Sunday, August 26, 2007

3-Molotov Cocktail Lunches.

I stared through the grubby apartment window, half-listening to Margaret trying vainly to convince Theodore to quit his job at the insurance corporation. "You just don't make any friends in those nasty cubicle jungles," she fretted for at least the third time in the last hour. The sun sank slowly into the smog and auditory haze of car horns and far-off ambulance sirens. "At least try to move up, get promoted. Didn't you say that that supervisor you hated finally got fired? You drive a nice car, wear a tie every day. You could move up, Theodore. Try for me, please?" The wind shifted, blowing the vented kitchen smells of the neon sign-lit Chinese restaurant on the corner into the tiny dark living room of Theodore's apartment.

As we left Theodore in Los Angeles, he told Margaret that he was “going to be more socially active.” Margaret smiled, relieved. Ever since the accident, his constant brooding and insatiable hunger for solitude had seemed to ensure that he would, to our concern, die alone. But when he said, “That doesn’t mean what you think,” I became worried. Maybe we should have tossed a box of Trojans in with the odds and ends that he had asked us to bring. It wouldn't even have to be embarassing. Margaret would have hidden it among the other items. That at least would have been a fairly normal item to pack for a young man out on his own in the big city.

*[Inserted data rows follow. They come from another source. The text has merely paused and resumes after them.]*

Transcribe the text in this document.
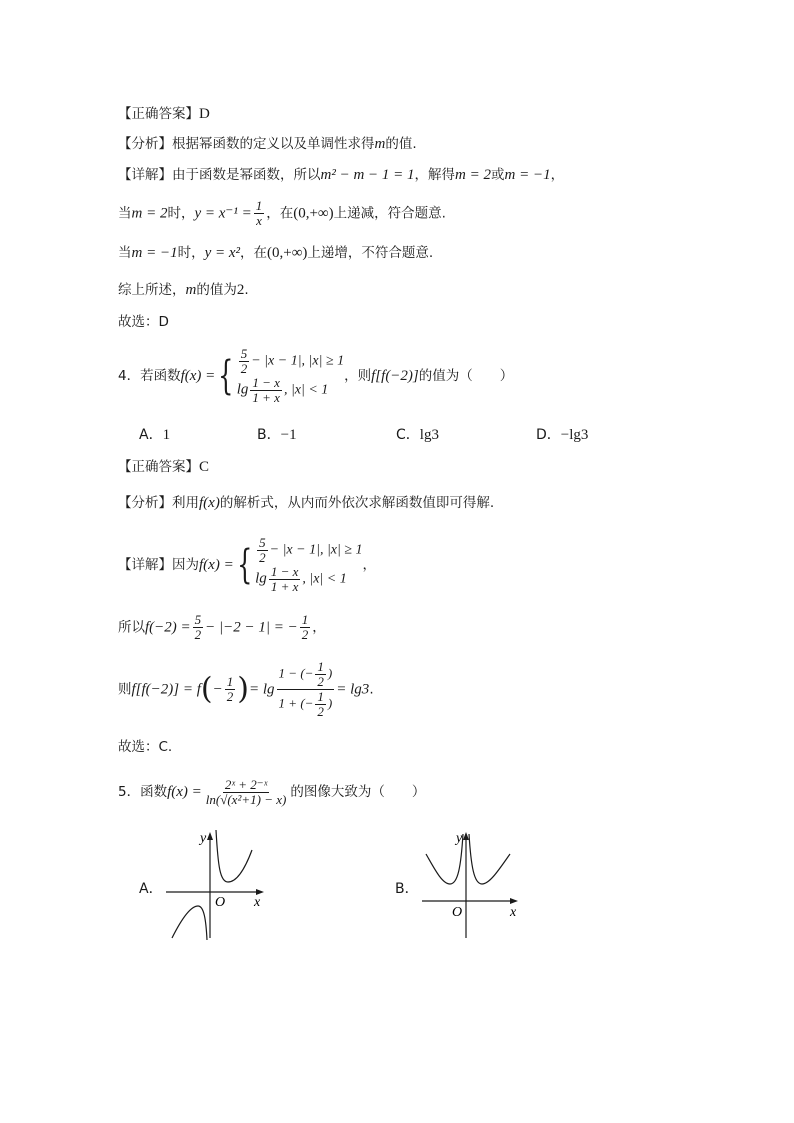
【正确答案】D
【分析】根据幂函数的定义以及单调性求得m的值.
【详解】由于函数是幂函数，所以m² − m − 1 = 1，解得m = 2或m = −1，
当m = 2时，$y = x^{-1} = \frac{1}{x}$ ，在(0,+∞)上递减，符合题意.
当m = −1时，y = x²，在(0,+∞)上递增，不符合题意.
综上所述，m的值为2.
故选：D
4．若函数f(x) ={ $\frac{5}{2} - |x - 1|$, |x| ≥ 1
$\lg \frac{1 - x}{1 + x}$ , |x| < 1
，则f[f(−2)]的值为（　　）
A．1	B．−1	C．lg3	D．−lg3
【正确答案】C
【分析】利用f(x)的解析式，从内而外依次求解函数值即可得解.
【详解】因为f(x) ={ $\frac{5}{2} - |x - 1|$, |x| ≥ 1
$\lg \frac{1 - x}{1 + x}$ , |x| < 1
，
所以$f(-2) = \frac{5}{2} - |-2 - 1|$ = − $\frac{1}{2}$ ，
则$f[f(-2)] = f(- \frac{1}{2}$ )= $\lg \frac{1 - (- \frac{1}{2} )}{1 + (- \frac{1}{2} )} = \lg 3$.
故选：C.
5．函数$f(x) = \frac{\text{2ˣ + 2⁻ˣ}}{\text{ln(√(x²+1) − x)}}$ 的图像大致为（　　）
A．
y
x
O
B．
y
x
O
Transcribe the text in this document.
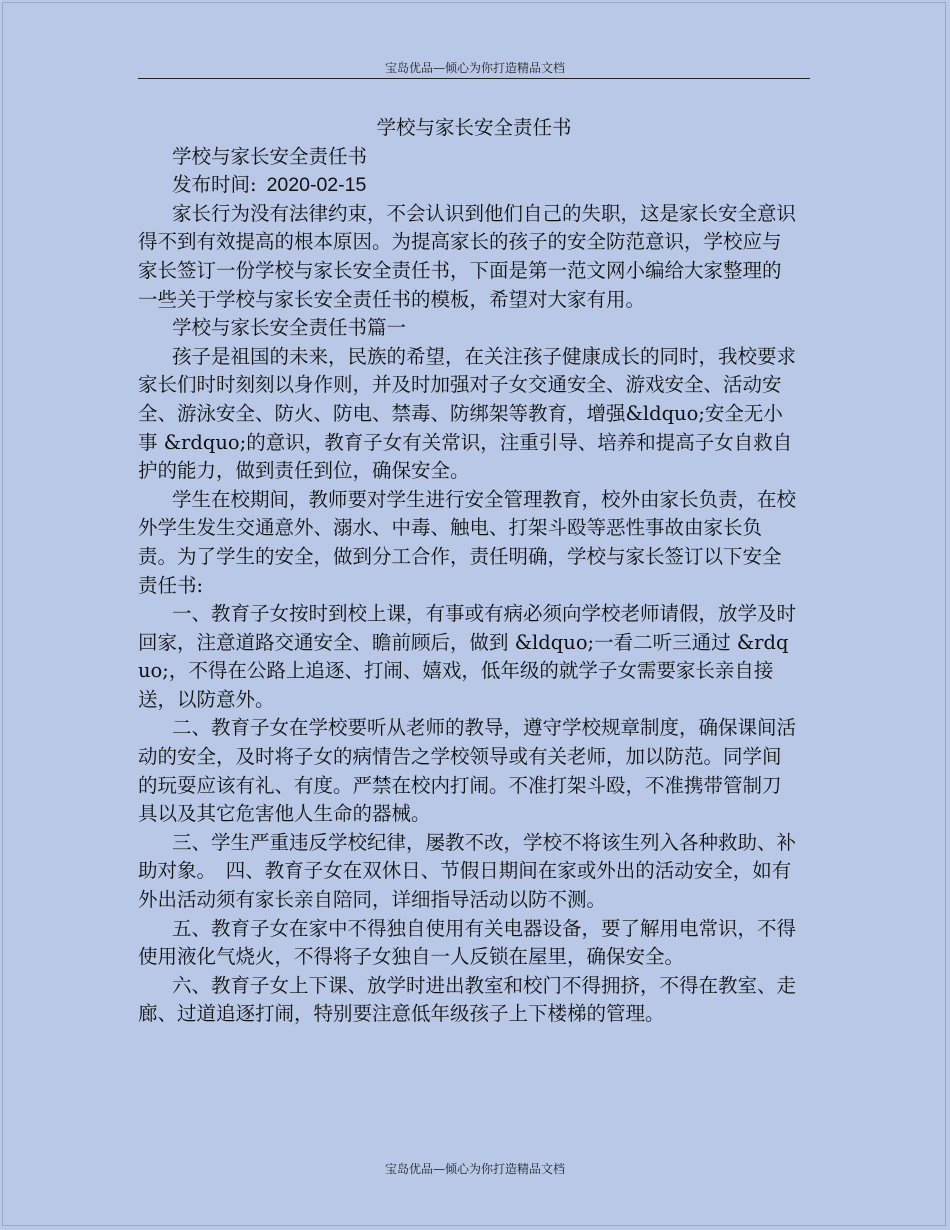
宝岛优品—倾心为你打造精品文档
学校与家长安全责任书

学校与家长安全责任书

发布时间: 2020-02-15

家长行为没有法律约束，不会认识到他们自己的失职，这是家长安全意识得不到有效提高的根本原因。为提高家长的孩子的安全防范意识，学校应与家长签订一份学校与家长安全责任书，下面是第一范文网小编给大家整理的一些关于学校与家长安全责任书的模板，希望对大家有用。

学校与家长安全责任书篇一

孩子是祖国的未来，民族的希望，在关注孩子健康成长的同时，我校要求家长们时时刻刻以身作则，并及时加强对子女交通安全、游戏安全、活动安全、游泳安全、防火、防电、禁毒、防绑架等教育，增强&ldquo;安全无小事 &rdquo;的意识，教育子女有关常识，注重引导、培养和提高子女自救自护的能力，做到责任到位，确保安全。

学生在校期间，教师要对学生进行安全管理教育，校外由家长负责，在校外学生发生交通意外、溺水、中毒、触电、打架斗殴等恶性事故由家长负责。为了学生的安全，做到分工合作，责任明确，学校与家长签订以下安全责任书:

一、教育子女按时到校上课，有事或有病必须向学校老师请假，放学及时回家，注意道路交通安全、瞻前顾后，做到 &ldquo;一看二听三通过 &rdquo;，不得在公路上追逐、打闹、嬉戏，低年级的就学子女需要家长亲自接送，以防意外。

二、教育子女在学校要听从老师的教导，遵守学校规章制度，确保课间活动的安全，及时将子女的病情告之学校领导或有关老师，加以防范。同学间的玩耍应该有礼、有度。严禁在校内打闹。不准打架斗殴，不准携带管制刀具以及其它危害他人生命的器械。

三、学生严重违反学校纪律，屡教不改，学校不将该生列入各种救助、补助对象。　四、教育子女在双休日、节假日期间在家或外出的活动安全，如有外出活动须有家长亲自陪同，详细指导活动以防不测。

五、教育子女在家中不得独自使用有关电器设备，要了解用电常识，不得使用液化气烧火，不得将子女独自一人反锁在屋里，确保安全。

六、教育子女上下课、放学时进出教室和校门不得拥挤，不得在教室、走廊、过道追逐打闹，特别要注意低年级孩子上下楼梯的管理。

宝岛优品—倾心为你打造精品文档
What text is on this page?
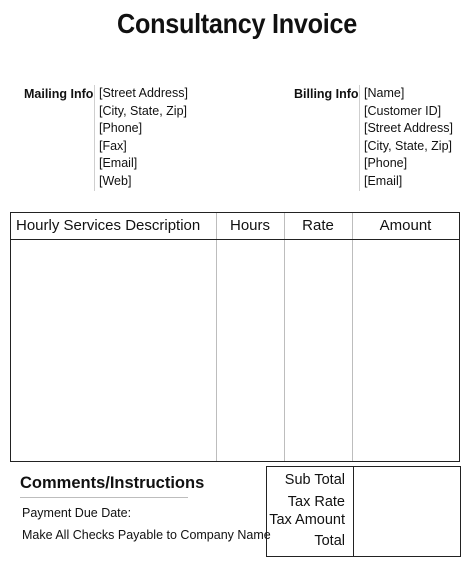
Consultancy Invoice
Mailing Info [Street Address]
[City, State, Zip]
[Phone]
[Fax]
[Email]
[Web]
Billing Info [Name]
[Customer ID]
[Street Address]
[City, State, Zip]
[Phone]
[Email]
Hourly Services Description	Hours	Rate	Amount
Comments/Instructions
Payment Due Date:
Make All Checks Payable to Company Name
Sub Total
Tax Rate
Tax Amount
Total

As it was, though, Margaret was glad to pack him the cardboard box full of wine bottles and old rags. She even teared up a little as he, unsmiling and slump-shouldered in his dark apartment doorway, waved us off with the box still under his arm. I glanced into the rearview mirror to see him stoop to pick up the full, red gasoline can at his feet. The gas had set me back twenty bucks, and thought to myself that it had been worth that and the two day drive just to catch a glimpse of Theodore again.